Je sens que quelque chose se passe en ce moment. La semaine a passé et je suis allé au dojo tous les jours. Cela a été simple. Rien de forcé. Pendant cette semaine, des couleurs très différentes sont apparues. Je découvre la pratique véritablement assidue et cela me semble normal, rien d’extraordinaire. Cela développe le désir de creuser. Comme lorsqu’on est sur un bateau. Aller plus loin en mer. Ne plus voir la rive. Aller vers un horizon, en sachant que l’horizon sera toujours là, au loin, jamais atteint.
Sur les tatamis, la sphère se rétracte, s’ouvre, se rétracte à nouveau. Fermé, puis ouvert. Mon maître passe près de moi. «La sphère est trop petite». J’ouvre aussitôt. «Voilà. Maintenant, il faut le faire par toi-même». Mon partenaire est trop rapide, en force, trop brouillon. Je peine à trouver avec lui. Pourtant, c’est quand c’est difficile comme cela qu’il faudrait faire le choix d’ouvrir radicalement. Je n’y arrive pas pour l’instant.
Conscience très nette de l’étroitesse de ma sphère. Je reviens au centre. Je fais quelques mouvements seuls à la fin de la séance. Cela a l’air d’aller. Bien obligé de reconnaître que je ne sais toujours pas le mode d’emploi. Mais dans le même temps, obligé de reconnaître également que la passion est intacte. Je suis profondément heureux, à défricher mes terres, à m’arrêter au beau milieu des sillons creusés avec les doigts, et respirer, juste respirer à l’unisson de quelqu’un d’autre.
Je suis parti en mer sans passion.

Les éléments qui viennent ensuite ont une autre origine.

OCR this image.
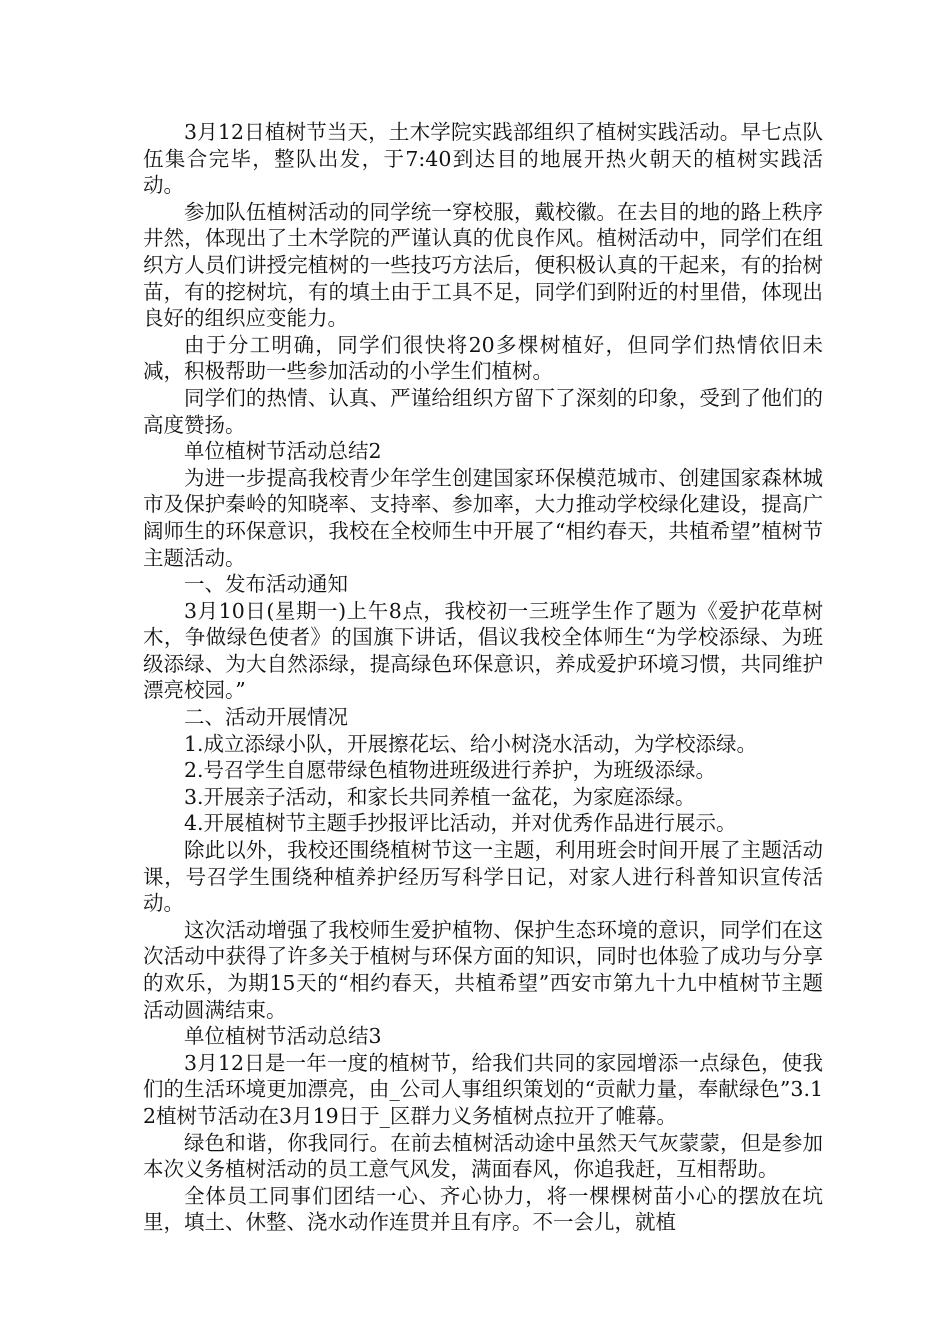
3月12日植树节当天，土木学院实践部组织了植树实践活动。早七点队伍集合完毕，整队出发，于7:40到达目的地展开热火朝天的植树实践活动。

参加队伍植树活动的同学统一穿校服，戴校徽。在去目的地的路上秩序井然，体现出了土木学院的严谨认真的优良作风。植树活动中，同学们在组织方人员们讲授完植树的一些技巧方法后，便积极认真的干起来，有的抬树苗，有的挖树坑，有的填土由于工具不足，同学们到附近的村里借，体现出良好的组织应变能力。

由于分工明确，同学们很快将20多棵树植好，但同学们热情依旧未减，积极帮助一些参加活动的小学生们植树。

同学们的热情、认真、严谨给组织方留下了深刻的印象，受到了他们的高度赞扬。

单位植树节活动总结2

为进一步提高我校青少年学生创建国家环保模范城市、创建国家森林城市及保护秦岭的知晓率、支持率、参加率，大力推动学校绿化建设，提高广阔师生的环保意识，我校在全校师生中开展了“相约春天，共植希望”植树节主题活动。

一、发布活动通知

3月10日(星期一)上午8点，我校初一三班学生作了题为《爱护花草树木，争做绿色使者》的国旗下讲话，倡议我校全体师生“为学校添绿、为班级添绿、为大自然添绿，提高绿色环保意识，养成爱护环境习惯，共同维护漂亮校园。”

二、活动开展情况

1.成立添绿小队，开展擦花坛、给小树浇水活动，为学校添绿。

2.号召学生自愿带绿色植物进班级进行养护，为班级添绿。

3.开展亲子活动，和家长共同养植一盆花，为家庭添绿。

4.开展植树节主题手抄报评比活动，并对优秀作品进行展示。

除此以外，我校还围绕植树节这一主题，利用班会时间开展了主题活动课，号召学生围绕种植养护经历写科学日记，对家人进行科普知识宣传活动。

这次活动增强了我校师生爱护植物、保护生态环境的意识，同学们在这次活动中获得了许多关于植树与环保方面的知识，同时也体验了成功与分享的欢乐，为期15天的“相约春天，共植希望”西安市第九十九中植树节主题活动圆满结束。

单位植树节活动总结3

3月12日是一年一度的植树节，给我们共同的家园增添一点绿色，使我们的生活环境更加漂亮，由_公司人事组织策划的“贡献力量，奉献绿色”3.12植树节活动在3月19日于_区群力义务植树点拉开了帷幕。

绿色和谐，你我同行。在前去植树活动途中虽然天气灰蒙蒙，但是参加本次义务植树活动的员工意气风发，满面春风，你追我赶，互相帮助。

全体员工同事们团结一心、齐心协力，将一棵棵树苗小心的摆放在坑里，填土、休整、浇水动作连贯并且有序。不一会儿，就植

Je suis maintenant au large et aucun désir de revenir en arrière. Au contraire. Besoin de ne plus voir la rive.
La musique magnifique du film «nostalgie de la lumière» tourne en boucle pendant que j’écris ce journal. Je repense à la discussion que j’ai eu avec mon maître après la séance. La continuité est une aventure. Elle nous ouvre sans cesse de nouvelles portes. J’en ai eu la preuve cette semaine. Alors il n’y a finalement pas grand chose à dire, mais avancer et polir son écoute du monde, des autres et de soi.